Automated insect monitoring has the potential to facilitate pest prevention, public health studies and biodiversity monitoring. Compared to alternative methods, such as automated traps, the sensor described in this paper comes at a higher cost per unit and with higher power requirements. Compared to previously described entomological lidars, we record fewer observations, but with a longer transit time and higher sampling frequency. We believe the advantage of entomological lidars, such as the sensor described in this paper, is the ability to potentially monitor and discriminate between multiple species using a single instrument.

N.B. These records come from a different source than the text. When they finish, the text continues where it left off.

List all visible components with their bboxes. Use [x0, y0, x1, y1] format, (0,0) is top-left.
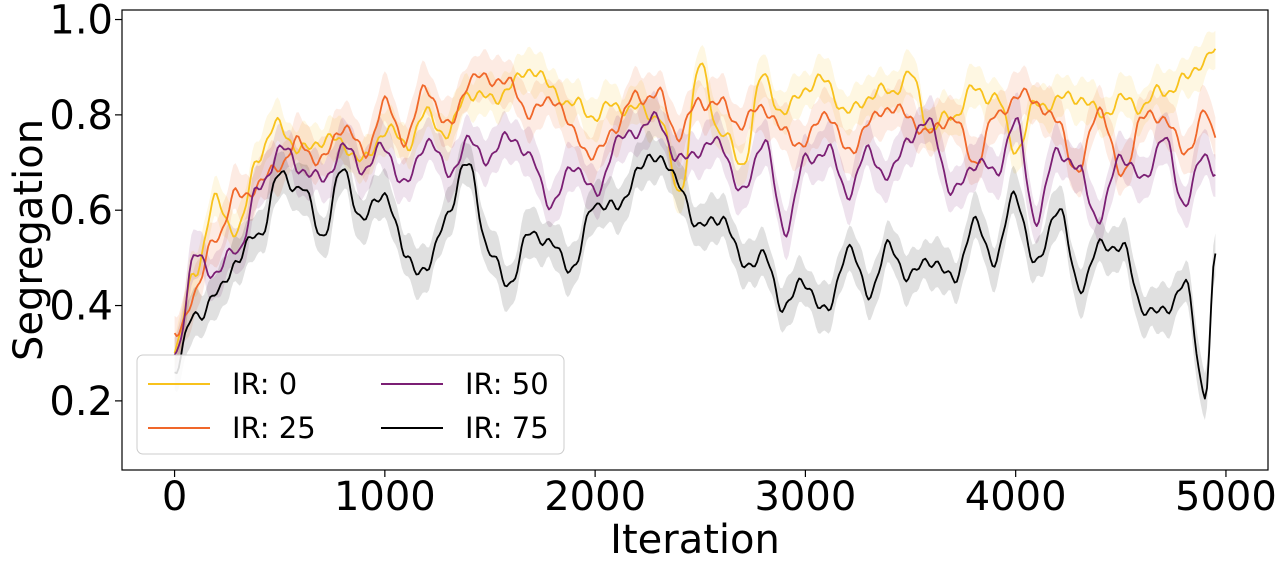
series-band-2 — [174, 49, 1216, 356]
series-line-2 — [173, 72, 1217, 337]
x-axis-label: Iteration — [610, 517, 780, 563]
y-axis-label: Segregation — [6, 119, 52, 361]
y-tick-label: 1.0 — [49, 0, 113, 44]
legend-label: IR: 25 — [232, 411, 316, 445]
series-band-4 — [174, 130, 1216, 420]
x-tick-label: 5000 — [1175, 474, 1277, 520]
legend-item-1: IR: 0 — [148, 367, 297, 401]
legend-label: IR: 75 — [465, 411, 549, 445]
x-tick-label: 3000 — [754, 474, 856, 520]
y-tick-label: 0.4 — [49, 284, 113, 330]
series-line-4 — [174, 153, 1217, 400]
legend: IR: 0 IR: 25 IR: 50 IR: 75 — [136, 354, 565, 455]
x-axis-ticks: 0 1000 2000 3000 4000 5000 — [162, 470, 1277, 520]
x-tick-label: 4000 — [965, 474, 1067, 520]
legend-label: IR: 0 — [232, 367, 297, 401]
plot-frame — [121, 9, 1269, 471]
legend-label: IR: 50 — [465, 367, 549, 401]
y-tick-label: 0.6 — [49, 188, 113, 234]
legend-item-4: IR: 75 — [381, 411, 549, 445]
x-tick-label: 2000 — [544, 474, 646, 520]
x-tick-label: 1000 — [334, 474, 436, 520]
legend-box — [136, 354, 565, 455]
y-tick-label: 0.2 — [49, 379, 113, 425]
x-tick-label: 0 — [162, 474, 187, 520]
series-lines — [173, 48, 1217, 400]
y-axis-ticks: 0.2 0.4 0.6 0.8 1.0 — [49, 0, 122, 425]
series-line-1 — [173, 48, 1217, 354]
series-band-3 — [174, 90, 1216, 373]
y-tick-label: 0.8 — [49, 93, 113, 139]
legend-item-2: IR: 25 — [148, 411, 316, 445]
legend-item-3: IR: 50 — [381, 367, 549, 401]
series-line-3 — [173, 111, 1216, 356]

In further work we will explore the possibilities of unsupervised long-term monitoring of insect activity and species recognition.

Conclusions

In this work, we have introduced an unsupervised automated sensor for insect monitoring. The measurement principle is similar to entomological lidar setups but is optimized for near-field measurements. This simplifies the installation process and increases the robustness of the sensor, allowing it to be operable by non-technical experts and enables long-term unsupervised monitoring.

The sensor automatically extracts insect events from the raw data and transmits these via a built-in modem for further processing. From the recorded observations, features such as the wingbeat frequency, body-wing ratio, and melanisation factor are computed and used to predict the insect classification down to species. During a 4-week deployment in an oilseed rape field, the detected flight activity was shown to be correlated with a conventional monitoring method.

The capabilities, standardization, and scalability of this sensor-based method has the potential to improve the state of the art in insect monitoring. To date, 119 similar units have been deployed in field and in 2021 the cloud database encompassed > 18 million insect observations. The sensor can be used to explore areas such as biodiversity assessment, insecticide resistance, and long-term monitoring of remote areas, facilitating research studies currently difficult or impossible to conduct with conventional methods.